To attack the character of those who dedicate themselves to community and charitable causes goes beyond the pale of acceptable political difference. It eats at the fabric of the community, tears at the heart and soul of civility. But, so be it, these are the kind of people they are.
What they are not are watchdogs in the Northwoods, as Bangstad’s Super PAC claims to be. While Bangstad has been digging around in Ron Johnson’s campaign reports, he has yet to explain the discrepancies in his own Assembly campaign report.
It’s interesting that Bangstad and his group think that investigating Johnson’s campaign finances is a worthy effort for a watchdog, but anyone asking questions about their own house is “trying to dig up dirt.”
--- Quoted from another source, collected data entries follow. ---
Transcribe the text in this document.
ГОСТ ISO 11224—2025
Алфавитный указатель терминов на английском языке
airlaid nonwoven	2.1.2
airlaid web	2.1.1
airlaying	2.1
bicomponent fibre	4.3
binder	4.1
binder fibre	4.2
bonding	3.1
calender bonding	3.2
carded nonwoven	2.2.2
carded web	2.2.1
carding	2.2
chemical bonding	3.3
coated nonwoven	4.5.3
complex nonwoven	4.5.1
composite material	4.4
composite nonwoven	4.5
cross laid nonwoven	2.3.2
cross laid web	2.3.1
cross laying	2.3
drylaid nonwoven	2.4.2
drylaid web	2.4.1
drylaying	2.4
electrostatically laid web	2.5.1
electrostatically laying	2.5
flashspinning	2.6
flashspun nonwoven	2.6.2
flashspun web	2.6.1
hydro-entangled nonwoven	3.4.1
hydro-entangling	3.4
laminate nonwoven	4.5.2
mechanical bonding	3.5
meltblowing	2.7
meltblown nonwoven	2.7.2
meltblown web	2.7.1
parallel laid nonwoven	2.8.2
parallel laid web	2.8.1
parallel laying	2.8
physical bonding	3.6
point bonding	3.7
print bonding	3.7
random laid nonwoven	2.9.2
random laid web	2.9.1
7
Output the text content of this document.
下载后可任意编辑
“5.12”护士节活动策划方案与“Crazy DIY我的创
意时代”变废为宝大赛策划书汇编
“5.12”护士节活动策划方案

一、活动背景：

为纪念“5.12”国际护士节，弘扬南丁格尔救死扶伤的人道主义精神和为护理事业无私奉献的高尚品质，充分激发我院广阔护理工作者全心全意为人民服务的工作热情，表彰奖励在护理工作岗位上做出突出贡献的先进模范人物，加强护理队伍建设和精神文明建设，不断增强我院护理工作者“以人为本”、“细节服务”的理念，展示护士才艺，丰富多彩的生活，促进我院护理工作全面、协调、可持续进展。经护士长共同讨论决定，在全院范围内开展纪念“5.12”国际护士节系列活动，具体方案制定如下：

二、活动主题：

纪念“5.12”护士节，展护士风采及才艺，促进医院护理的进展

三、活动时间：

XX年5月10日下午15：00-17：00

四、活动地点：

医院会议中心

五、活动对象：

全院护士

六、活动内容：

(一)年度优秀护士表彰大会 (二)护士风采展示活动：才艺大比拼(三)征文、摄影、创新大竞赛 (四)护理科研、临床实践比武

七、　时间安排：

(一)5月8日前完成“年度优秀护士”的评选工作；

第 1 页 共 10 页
As we point out, there’s a more than $18,000 discrepancy in Bangstad’s January 2021 continuing campaign finance report. We assume there’s a good explanation for it. We hope there is. But so far, despite a promise posted on Facebook, no public explanation of this discrepancy has been offered. It’s a significant discrepancy, too, and the people of the Northwoods deserve to have it explained.
We wonder how people who tout transparency as one of their most important goals can be so opaque? We wonder how anyone who can’t or won’t explain their campaign finances — especially when there are explanations needed — has any credibility?
The answer is, they don’t. But then they are not about credibility. They are about destruction for the sake of destruction.
All of which begs another question: Where is the Democratic Party? Where is the party of Jim Holperin or even Dave Obey? For that matter, where is Jim Holperin?
Once upon a time, Democrats offered serious candidates who were committed to community and who believed in debate. They weren’t afraid to come to the newspaper — as opposed to staying cocooned in their own echo chamber — and talk through issues. 
That Democratic Party is gone, and what’s left is a woke self-circle that talks grand schemes and revolution, without any desire to debate actual policies and their impacts. A podcast trashing us or Rob Swearingen may make this crowd feel good, but surely they know no one is listening to them but themselves.
Or do they?
Make no mistake about it. No one gets a free ride, or at least no one should get a free ride. We don’t think Rep. Rob Swearingen, to cite just one example, should get the easy passes the Democrats offer him by putting up fringe candidates like Bangstad. 
We think, for example, that there should be a substantive debate about economic subsidies flowing to big corporations in southern Wisconsin, and what that means for working people here. That’s one area Republicans should be tested, and there are many more. Likewise, Democrats should be tested on such things as a one-size-fits-all minimum wage and Second Amendment rights.
Both sides should be tested on open government.
And yet we hear none of these things in campaigns because the Democrats do not run serious candidates. And while it’s true that northern Wisconsin is heavily Republican, and in noncompetitive districts serious potential candidates in minority parties tend to shy away from running, thus leaving the field open to perennial fringe laughing stocks, this seems to be happening in most of the state.
The decline of a serious opposition party enables Republicans to increasingly escape accountability, the very thing the fringe says is bad. It is bad, increasingly so, but they are the reason for it. The way to accountability is not through progressively intoxicating beer, but through sober debate of issues of concern to average people — issues of jobs and taxes, of economic development and fairness.
In years past, we had Democrats who were willing to talk about shoreland zoning and its impact on housing for the poor, for example, or the impact of gas taxes on Northwoods households, not to mention economic diversity and small business competitiveness.
These days we just have Baghdad Bangstad, yelling about treason and traitors and sedition, stroking his ego with looped dialogue with disconnected leftists from far away, promising that the right wing infidels will soon be cutting their own throats.
Just come on in and have a progressive beer. The message goes down better the more you drink.